Eigentlich hatte ich ja auf das neue Jahrtausend meine Hoffnung gesetzt. Dachte, dass mein Alter endlich mit dem Fluchen aufhört. Weit gefehlt, läuft zur besten Form auf. Hat sich schon gleich zu Beginn des neuen Jahres eingeflucht. Wir waren ja gut auf alle Eventualitäten vorbereitet, die Keller waren voller Getränke, der Gefrierschrank bis zum Bersten gefüllt, die Kerzen standen bereit, sogar ein Notaggregat hatte mein Milleniumsvater gekauft und dann… Aber da fällt mir gerade noch etwas ein. Habe ich doch meinen Vater gefragt, was er tun würde, wenn in der nächsten Minute eine Atombombe in Bad Nauheim hochgehen würde. Und was hat er gesagt?

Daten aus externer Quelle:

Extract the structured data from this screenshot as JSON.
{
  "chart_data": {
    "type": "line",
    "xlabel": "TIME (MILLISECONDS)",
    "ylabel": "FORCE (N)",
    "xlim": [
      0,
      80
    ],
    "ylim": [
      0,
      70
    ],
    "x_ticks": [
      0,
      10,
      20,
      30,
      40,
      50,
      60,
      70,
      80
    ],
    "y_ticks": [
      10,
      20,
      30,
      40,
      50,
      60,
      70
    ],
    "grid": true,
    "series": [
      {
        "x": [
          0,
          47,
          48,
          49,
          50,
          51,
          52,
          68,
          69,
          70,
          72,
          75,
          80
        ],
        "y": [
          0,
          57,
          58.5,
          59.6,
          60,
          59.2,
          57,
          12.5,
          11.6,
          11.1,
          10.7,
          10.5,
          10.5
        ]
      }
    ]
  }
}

Er würde mir in dieser letzten Minute eine Tracht Prügel verabreichen, weil es das wäre, was ich noch nie erlebt hätte. Sehen sie jetzt, was ich für einen niederträchtigen Vater habe, als wenn er dann nix besseres zu tun hätte.

Aber weiter mit diesem Jahrtausendwechsel. Am meisten Angst hatte mein Vater um seinen Computer. Ist zwar nur ein 133er, aber sein Heiligtum und das sogar ohne Gehäuse. Mehrmals hat er die Systemuhr vorgestellt, zurückgestellt, auf eventuelle Fehlermeldungen geachtet und Check-Programme das System überprüfen lassen. Und dann der Jahrtausendwechsel. Nix ist passiert, keine Ampel ausgefallen, noch nicht mal die an der Ecke Frankfurter Str./Steinfurther Str., kein Stromausfall, keine Flugzeuge sind vom Himmel gefallen, keine Züge entgleist, kein Atomkraftwerk hat „gegaut“ und der Computer hat auch noch ohne Probleme funktioniert. Und das hat natürlich zum Fluchen geführt. Die gesamte Geldausgabe umsonst (mir graut schon vor der Unmenge an tiefgefrorenen Spinat) und warum? Weil irgendwelche Geschäftemacher ihre neue Software verkaufen und natürlich teure Wartungsarbeiten durchführen wollten. Aber wahrscheinlich sind wir alle auch selbst schuld. Ein neues Jahrtausend (auch wenn es erst im nächsten Jahr beginnt) animiert natürlich zu der Suche nach Großartigem, Unvorhergesehenen, nach Omen und Mystik, nach Weltuntergangsstimmung und nach neuem Aufbruch. Und was hat sich in Wahrheit geändert? Nix. Die Sonne versorgt die Erde trotz des neuen Jahrtausends weiter mit Licht und Wärme, der Mond scheint weiter auf gute und schlechte Menschen, kranke Menschen leiden weiter, gesunde Menschen hetzen weiter ihrem Leben hinterher, Politiker treiben weiter ihr Spiel mit den Wählern, mein Vater wird weiter fluchen, Bad Nauheim wird weiter dahindämmern und die Schule wird auch nicht geschlossen. Also bleibt mir auch nichts anderes übrig, als mein Leben selbst in die Hand zu nehmen und zu gestalten. Dass es mir und Ihnen gelingt und wir alle irgendwann zufrieden zurückschauen können wünscht sich

BG

N.S.: Irgendwann zum Jahrtausendwechsel entstanden. Immer noch aktuell?